Here is a paragraph from wikipedia: (

“Saudi Arabia is said to be the world’s largest source of funds and promoter of Salafist jihadism,[99] which forms the ideological basis of terrorist groups such as al-Qaeda, Taliban, ISIS and others. Donors in Saudi Arabia constitute the most significant source of funding to Sunni terrorist groups worldwide, according to Hillary Clinton.[100] According to a secret December 2009 paper signed by the US secretary of state, “Saudi Arabia remains a critical financial support base for al-Qaida, the Taliban, LeT and other terrorist groups.”            (wikipedia)

Allegations of this kind need careful backing; the references and links here are an initial step to providing the requisite evidence.

Why are people in that country ready to promote violence against other people? A large part of the reason is that they have been brought up to despise and fear others. Many investigators have written about the appalling ways of thinking that are part of what passes for education in Saudi Arabia. Here is an extract from a piece at the Guardian newspaper website, dated 2010:

“What Saudi Arabia and other countries in the Middle East need is a modern and objective national curriculum that respects all Muslims inside and outside these countries, and portrays other religions, and civilisations with objectivity and respect. Otherwise, it’s not difficult to imagine the chilling consequences 20 years down the line, of filling the minds of millions of children with messages of hate.”

One needs to read the whole article to understand what the last sentence is referring to. I should add that the Saudi embassy website paints a more rosy picture of education in the country, but it does not say much about what they actually teach.
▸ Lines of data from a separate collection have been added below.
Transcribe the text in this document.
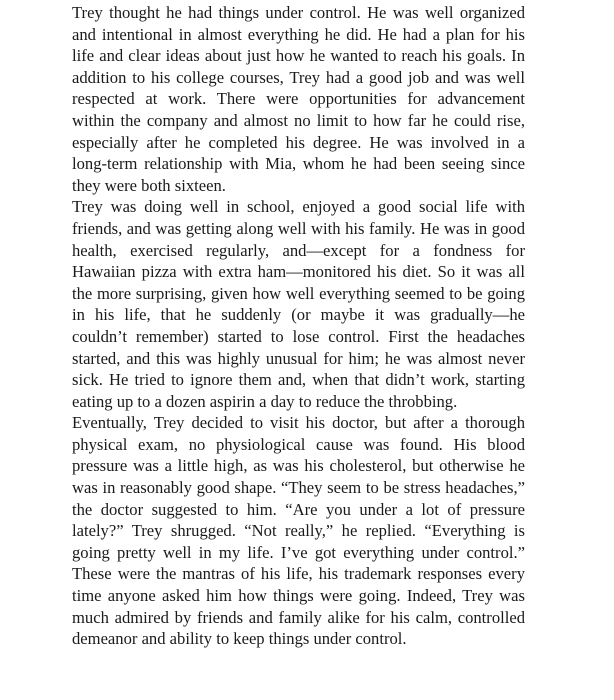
Trey thought he had things under control. He was well organized and intentional in almost everything he did. He had a plan for his life and clear ideas about just how he wanted to reach his goals. In addition to his college courses, Trey had a good job and was well respected at work. There were opportunities for advancement within the company and almost no limit to how far he could rise, especially after he completed his degree. He was involved in a long-term relationship with Mia, whom he had been seeing since they were both sixteen.

Trey was doing well in school, enjoyed a good social life with friends, and was getting along well with his family. He was in good health, exercised regularly, and—except for a fondness for Hawaiian pizza with extra ham—monitored his diet. So it was all the more surprising, given how well everything seemed to be going in his life, that he suddenly (or maybe it was gradually—he couldn’t remember) started to lose control. First the headaches started, and this was highly unusual for him; he was almost never sick. He tried to ignore them and, when that didn’t work, starting eating up to a dozen aspirin a day to reduce the throbbing.

Eventually, Trey decided to visit his doctor, but after a thorough physical exam, no physiological cause was found. His blood pressure was a little high, as was his cholesterol, but otherwise he was in reasonably good shape. “They seem to be stress headaches,” the doctor suggested to him. “Are you under a lot of pressure lately?” Trey shrugged. “Not really,” he replied. “Everything is going pretty well in my life. I’ve got everything under control.” These were the mantras of his life, his trademark responses every time anyone asked him how things were going. Indeed, Trey was much admired by friends and family alike for his calm, controlled demeanor and ability to keep things under control.
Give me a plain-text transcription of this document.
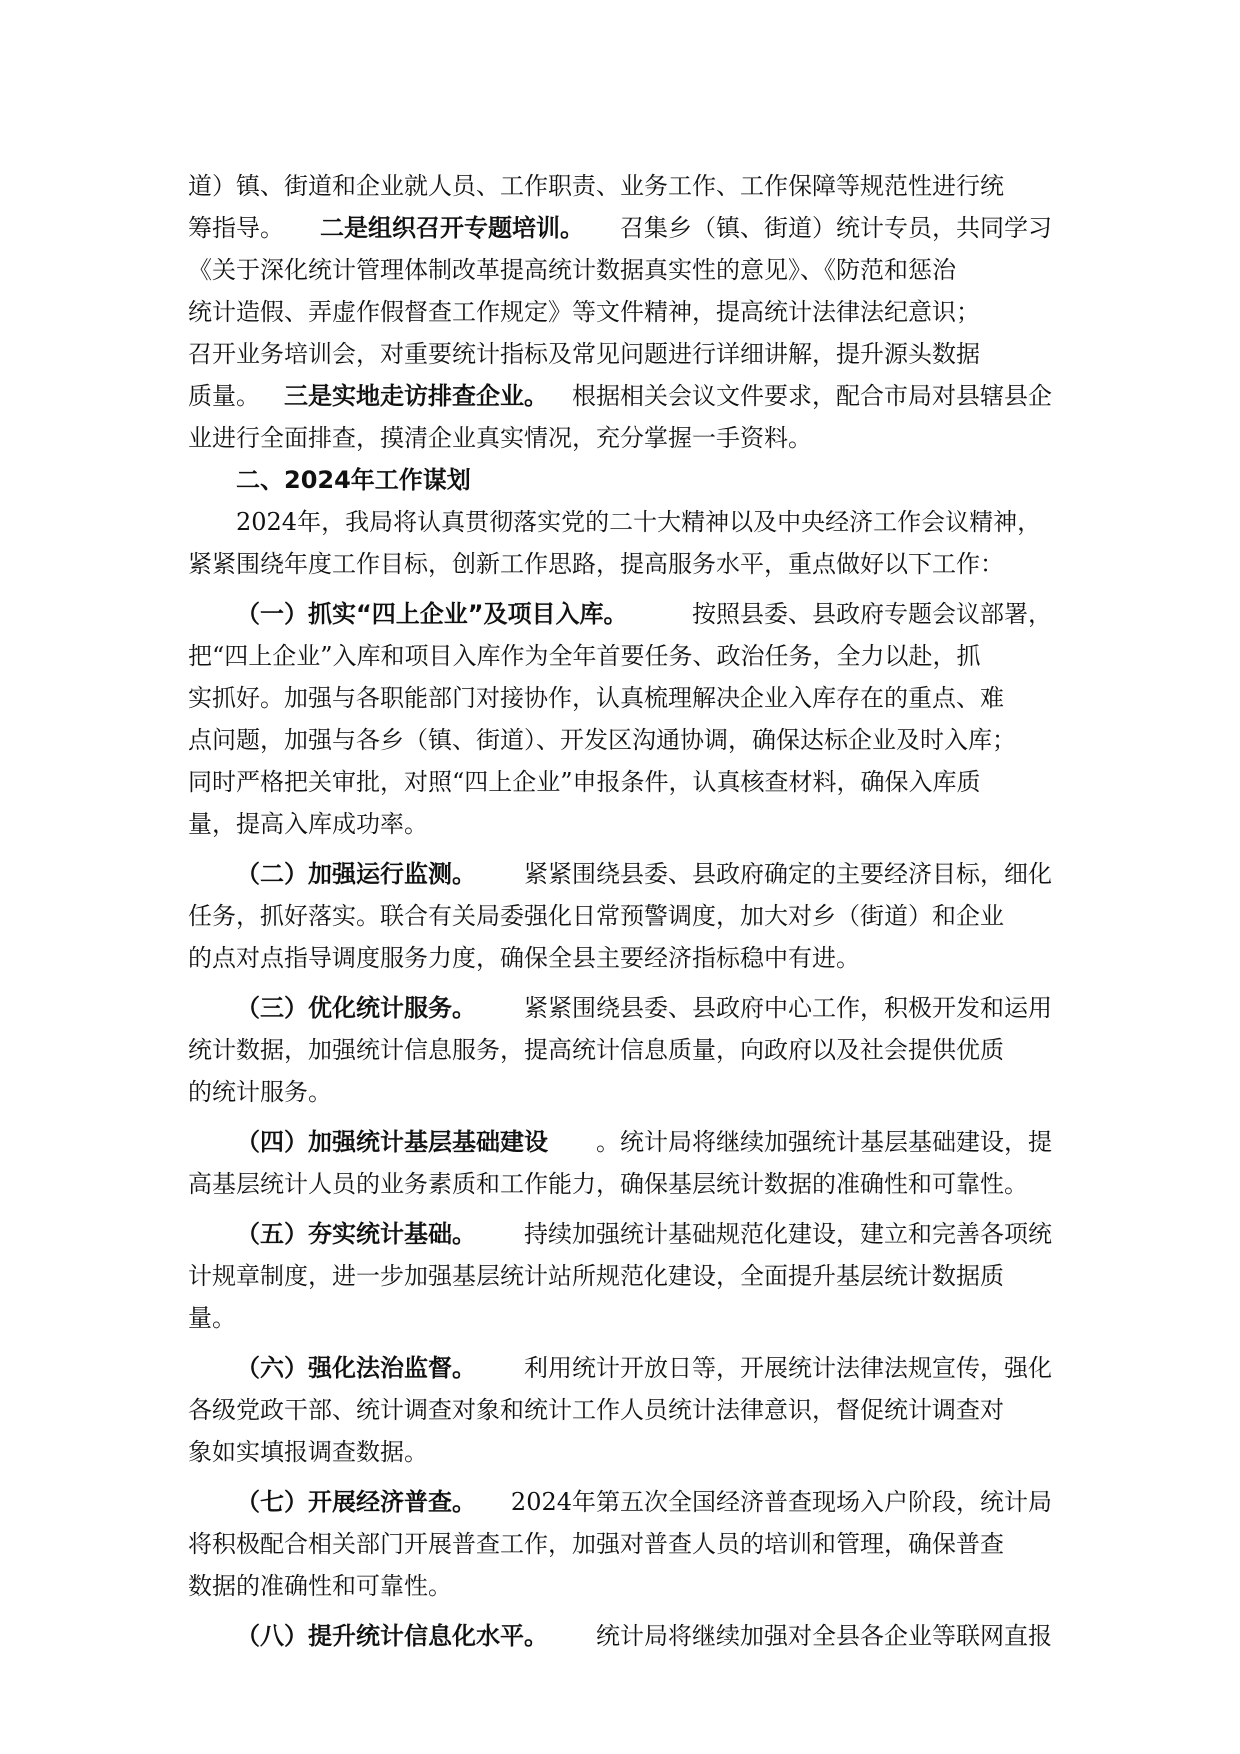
道）镇、街道和企业就人员、工作职责、业务工作、工作保障等规范性进行统
筹指导。 二是组织召开专题培训。 召集乡（镇、街道）统计专员，共同学习
《关于深化统计管理体制改革提高统计数据真实性的意见》、《防范和惩治
统计造假、弄虚作假督查工作规定》等文件精神，提高统计法律法纪意识；
召开业务培训会，对重要统计指标及常见问题进行详细讲解，提升源头数据
质量。 三是实地走访排查企业。 根据相关会议文件要求，配合市局对县辖县企
业进行全面排查，摸清企业真实情况，充分掌握一手资料。
二、2024年工作谋划
2024年，我局将认真贯彻落实党的二十大精神以及中央经济工作会议精神，
紧紧围绕年度工作目标，创新工作思路，提高服务水平，重点做好以下工作：
（一）抓实“四上企业”及项目入库。	按照县委、县政府专题会议部署，
把“四上企业”入库和项目入库作为全年首要任务、政治任务，全力以赴，抓
实抓好。加强与各职能部门对接协作，认真梳理解决企业入库存在的重点、难
点问题，加强与各乡（镇、街道）、开发区沟通协调，确保达标企业及时入库；
同时严格把关审批，对照“四上企业”申报条件，认真核查材料，确保入库质
量，提高入库成功率。
（二）加强运行监测。 紧紧围绕县委、县政府确定的主要经济目标，细化
任务，抓好落实。联合有关局委强化日常预警调度，加大对乡（街道）和企业
的点对点指导调度服务力度，确保全县主要经济指标稳中有进。
（三）优化统计服务。 紧紧围绕县委、县政府中心工作，积极开发和运用
统计数据，加强统计信息服务，提高统计信息质量，向政府以及社会提供优质
的统计服务。
（四）加强统计基层基础建设 。统计局将继续加强统计基层基础建设，提
高基层统计人员的业务素质和工作能力，确保基层统计数据的准确性和可靠性。
（五）夯实统计基础。 持续加强统计基础规范化建设，建立和完善各项统
计规章制度，进一步加强基层统计站所规范化建设，全面提升基层统计数据质
量。
（六）强化法治监督。 利用统计开放日等，开展统计法律法规宣传，强化
各级党政干部、统计调查对象和统计工作人员统计法律意识，督促统计调查对
象如实填报调查数据。
（七）开展经济普查。 2024年第五次全国经济普查现场入户阶段，统计局
将积极配合相关部门开展普查工作，加强对普查人员的培训和管理，确保普查
数据的准确性和可靠性。
（八）提升统计信息化水平。 统计局将继续加强对全县各企业等联网直报
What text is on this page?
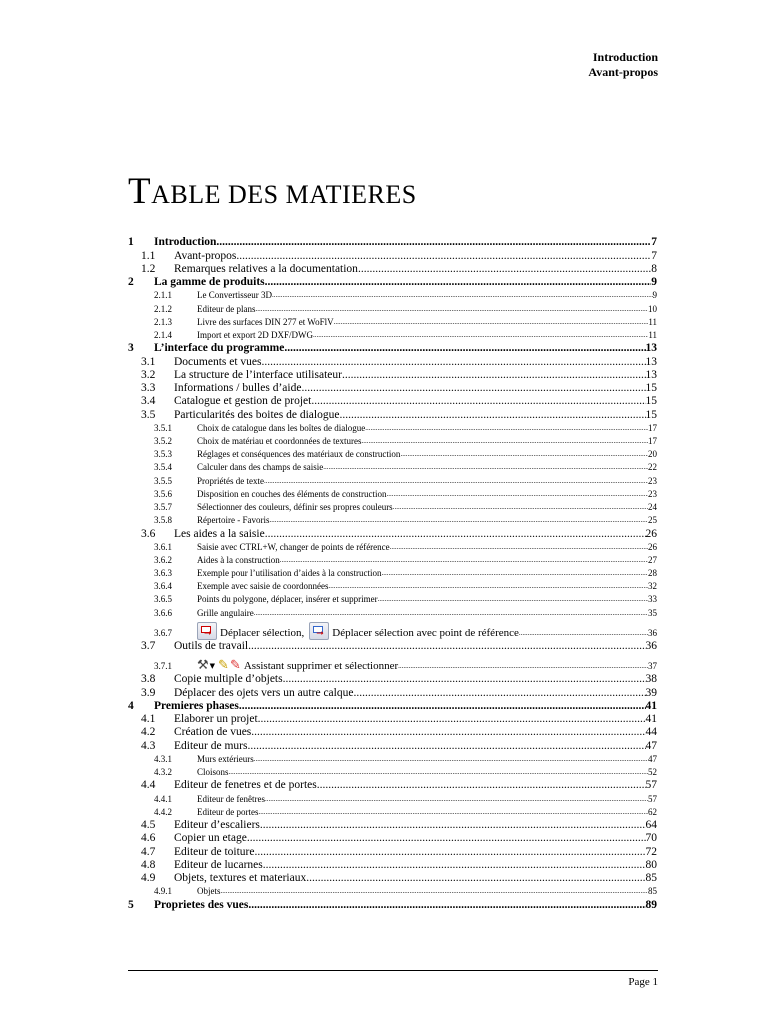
Introduction
Avant-propos
TABLE DES MATIERES
1	Introduction .....	7
1.1	Avant-propos .....	7
1.2	Remarques relatives a la documentation .....	8
2	La gamme de produits .....	9
2.1.1	Le Convertisseur 3D .....	9
2.1.2	Editeur de plans .....	10
2.1.3	Livre des surfaces DIN 277 et WoFlV .....	11
2.1.4	Import et export 2D DXF/DWG .....	11
3	L’interface du programme .....	13
3.1	Documents et vues .....	13
3.2	La structure de l’interface utilisateur .....	13
3.3	Informations / bulles d’aide .....	15
3.4	Catalogue et gestion de projet .....	15
3.5	Particularités des boites de dialogue .....	15
3.5.1	Choix de catalogue dans les boîtes de dialogue .....	17
3.5.2	Choix de matériau et coordonnées de textures .....	17
3.5.3	Réglages et conséquences des matériaux de construction .....	20
3.5.4	Calculer dans des champs de saisie .....	22
3.5.5	Propriétés de texte .....	23
3.5.6	Disposition en couches des éléments de construction .....	23
3.5.7	Sélectionner des couleurs, définir ses propres couleurs .....	24
3.5.8	Répertoire - Favoris .....	25
3.6	Les aides a la saisie .....	26
3.6.1	Saisie avec CTRL+W, changer de points de référence .....	26
3.6.2	Aides à la construction .....	27
3.6.3	Exemple pour l’utilisation d’aides à la construction .....	28
3.6.4	Exemple avec saisie de coordonnées .....	32
3.6.5	Points du polygone, déplacer, insérer et supprimer .....	33
3.6.6	Grille angulaire .....	35
3.6.7	➞ Déplacer sélection, ➞ Déplacer sélection avec point de référence .....	36
3.7	Outils de travail .....	36
3.7.1	⚒ ▼ ✎ ✎ Assistant supprimer et sélectionner .....	37
3.8	Copie multiple d’objets .....	38
3.9	Déplacer des ojets vers un autre calque .....	39
4	Premieres phases .....	41
4.1	Elaborer un projet .....	41
4.2	Création de vues .....	44
4.3	Editeur de murs .....	47
4.3.1	Murs extérieurs .....	47
4.3.2	Cloisons .....	52
4.4	Editeur de fenetres et de portes .....	57
4.4.1	Editeur de fenêtres .....	57
4.4.2	Editeur de portes .....	62
4.5	Editeur d’escaliers .....	64
4.6	Copier un etage .....	70
4.7	Editeur de toiture .....	72
4.8	Editeur de lucarnes .....	80
4.9	Objets, textures et materiaux .....	85
4.9.1	Objets .....	85
5	Proprietes des vues .....	89
Page 1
This blog is mainly about the way science and religion relate to one another, so I do not normally comment on current affairs. But one of the greatest needs of the world is the overturning or reform of bad religion. To accomplish that we need to offer people a better vision of what matters and what is meaningful and valuable. What that requires is utter truthfulness and goodness, and openness to that which is true and good, whatever that may be. One of the lessons that needs to come in deeply and repeatedly in any education system is the idea that what is true and good does not consist in “that which is in holy writings”, nor in “that which is in our group”. It consists in “the goodness which ultimately comes from beyond us all, which we discover in meeting with others, as we treat them as we would wish to be treated”.